Divorce can also be a messy business as people might look to ‘translate their emotions’ into power games, spiteful actions or nasty communication. When us becomes him and her, it often takes the form of a battle with attacks, defends and clever war games. People forget that there is no winner after a divorce and try to manipulate and bully the other person to come out ‘better’.
Recently I was interviewed for an online training for women who were in the process of a messy divorce. The topic was bullying and we discussed examples of being bullied around money, child arrangements, practical support, decision making and more. And of course, how to deal with it.
The bully, in this case the ex-husband, uses a series of power tools, intimidation and manipulation to work against the ex-wife. At first he is looking for a fight, but eventually, he is looking for the win.

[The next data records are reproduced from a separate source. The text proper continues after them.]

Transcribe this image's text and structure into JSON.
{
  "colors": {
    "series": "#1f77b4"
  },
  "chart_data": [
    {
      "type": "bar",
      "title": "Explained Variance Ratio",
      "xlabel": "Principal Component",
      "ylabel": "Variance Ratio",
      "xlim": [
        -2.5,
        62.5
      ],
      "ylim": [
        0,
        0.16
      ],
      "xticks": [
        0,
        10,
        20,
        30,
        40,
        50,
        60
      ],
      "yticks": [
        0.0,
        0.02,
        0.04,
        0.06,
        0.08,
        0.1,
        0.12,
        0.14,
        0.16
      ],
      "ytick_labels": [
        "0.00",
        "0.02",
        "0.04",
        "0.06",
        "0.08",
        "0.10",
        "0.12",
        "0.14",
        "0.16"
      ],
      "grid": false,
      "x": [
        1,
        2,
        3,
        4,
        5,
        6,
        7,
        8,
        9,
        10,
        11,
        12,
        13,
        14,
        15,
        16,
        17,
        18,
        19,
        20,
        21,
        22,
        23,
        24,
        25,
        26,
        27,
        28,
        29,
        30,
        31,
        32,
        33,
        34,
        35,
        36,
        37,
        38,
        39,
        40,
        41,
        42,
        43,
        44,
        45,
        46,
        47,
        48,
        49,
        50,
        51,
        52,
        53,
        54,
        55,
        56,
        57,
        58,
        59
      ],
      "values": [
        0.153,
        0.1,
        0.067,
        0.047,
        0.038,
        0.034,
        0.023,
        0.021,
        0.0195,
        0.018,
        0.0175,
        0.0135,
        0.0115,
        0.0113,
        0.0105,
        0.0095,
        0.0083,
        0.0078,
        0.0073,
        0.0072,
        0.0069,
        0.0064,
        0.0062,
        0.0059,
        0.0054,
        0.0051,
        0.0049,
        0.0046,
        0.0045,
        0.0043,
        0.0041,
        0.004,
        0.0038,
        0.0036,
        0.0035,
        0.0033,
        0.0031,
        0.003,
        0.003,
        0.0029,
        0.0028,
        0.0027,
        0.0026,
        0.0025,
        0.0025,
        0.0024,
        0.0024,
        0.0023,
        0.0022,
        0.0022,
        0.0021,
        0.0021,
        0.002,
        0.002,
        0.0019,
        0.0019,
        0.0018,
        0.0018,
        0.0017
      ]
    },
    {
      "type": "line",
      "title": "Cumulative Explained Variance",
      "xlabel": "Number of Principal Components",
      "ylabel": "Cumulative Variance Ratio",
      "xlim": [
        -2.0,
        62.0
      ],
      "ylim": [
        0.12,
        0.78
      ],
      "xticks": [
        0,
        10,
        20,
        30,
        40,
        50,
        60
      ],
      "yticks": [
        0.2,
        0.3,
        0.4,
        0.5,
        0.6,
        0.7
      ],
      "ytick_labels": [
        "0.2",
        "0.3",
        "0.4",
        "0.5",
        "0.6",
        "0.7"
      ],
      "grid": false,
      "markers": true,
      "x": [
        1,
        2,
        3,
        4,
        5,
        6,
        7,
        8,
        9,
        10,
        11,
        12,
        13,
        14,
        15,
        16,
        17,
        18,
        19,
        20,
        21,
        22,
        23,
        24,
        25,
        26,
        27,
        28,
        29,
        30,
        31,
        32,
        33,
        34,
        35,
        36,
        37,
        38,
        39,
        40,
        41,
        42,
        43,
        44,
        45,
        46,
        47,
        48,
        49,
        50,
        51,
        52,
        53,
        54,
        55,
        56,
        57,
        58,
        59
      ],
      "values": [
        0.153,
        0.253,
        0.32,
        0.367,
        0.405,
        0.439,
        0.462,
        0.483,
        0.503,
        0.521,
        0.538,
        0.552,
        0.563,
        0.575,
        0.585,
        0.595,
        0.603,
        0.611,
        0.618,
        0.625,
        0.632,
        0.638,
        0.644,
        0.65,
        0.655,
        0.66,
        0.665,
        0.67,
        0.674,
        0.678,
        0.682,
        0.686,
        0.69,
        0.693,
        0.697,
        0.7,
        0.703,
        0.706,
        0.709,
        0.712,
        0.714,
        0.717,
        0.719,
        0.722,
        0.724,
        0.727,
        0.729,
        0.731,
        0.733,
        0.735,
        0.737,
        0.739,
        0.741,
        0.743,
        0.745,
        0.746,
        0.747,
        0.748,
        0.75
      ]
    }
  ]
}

A few tips from this training that will help anyone who is on the receiving end of bullying (you don’t have to be in a divorce situation to benefit from these tips):
1. Be realistic
A bully will not change his/her behaviour and is not open to change - remember that at all times. This means that discussing someone’s behaviour and hoping for a change is wasting your emotional energy. It is not going to happen. Don’t trust promises either, as they could be manipulative and just being given to keep you calm for the moment. So, manage your expectations and don’t get your hopes up.
2. Stay rational
When in a discussion, never engage with your emotions. I know, easier said than done. But when emotions pop up, find ways of either suppressing them, changing the topic of conversation or ending it to resume at a later stage. Don’t be seduced into an emotional exchange. What needs to be discussed is rational and logical and emotions will get in the way.
3. Be clear
Be clear about what you want and present that as a statement. ‘I want the kids during half term’ or ‘This is the amount of money I need’. Don’t explain, justify or defend your statement. The moment you open up and give more information, you will give ammunition to the bully.
4. Schedule encounters
Avoid impromptu exchanges. You need to prepare to keep yourself safe. When you are off-guard you are vulnerable and that is the moment the bully will give you a full-blown blast.

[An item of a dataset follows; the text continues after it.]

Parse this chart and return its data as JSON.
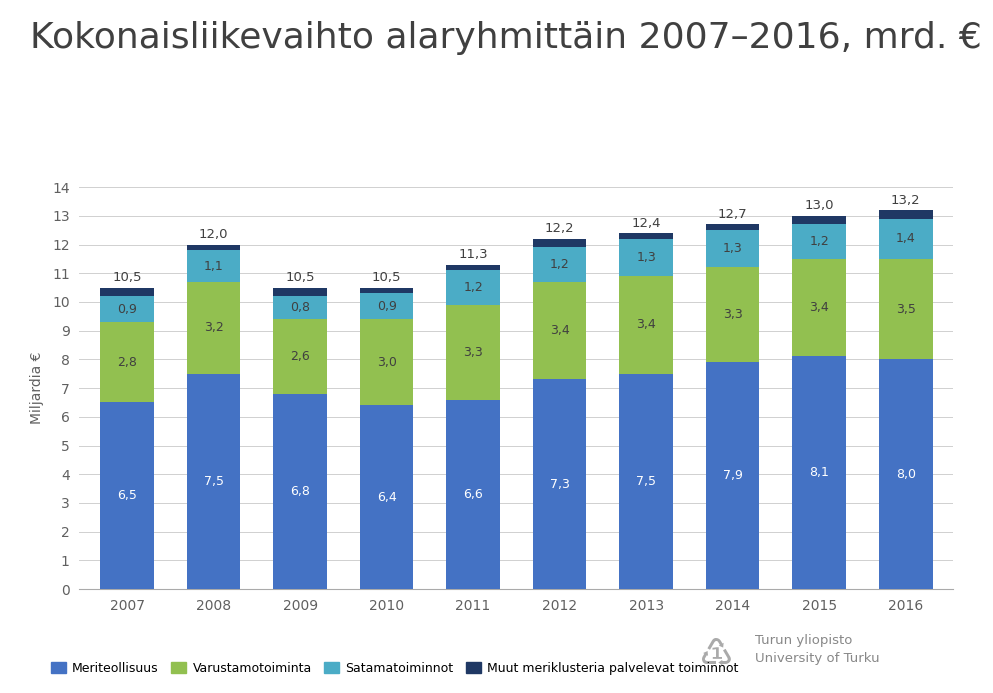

The purpose of the bully is to present themselves as top dogs and making you smaller. A bully will always present him/her self as the person who knows better than you, who can laugh at you, be disrespectful and pretends to not take you seriously. Often, the person being bullied then starts to doubt themselves: ‘Am I really that nasty?’, ‘Is it selfish to do this?’ Thought processes that seemed all clear and logical all of a sudden become doubtful and as a result, your confidence is undermined. Any engagement with the bully will challenge your confidence.
5. Don’t play tennis
In tennis, the game starts with someone serving the ball over the net to the other side. The other person is supposed to return this ball and the rally goes on till the ball is out or missed. But if the serve is not returned, nothing happens. There is no rally and certainly no game. No matter how wonderful and skillful the serves are, they only have value when someone returns them. This works similar for when you face a bully. The bully is looking for a fight because he/she wants to win. If there is no ‘game’, because there is no engagement, the bully’s role is non-existent. It is not easy but a very effective way to protect yourself and keep yourself (and others) safe.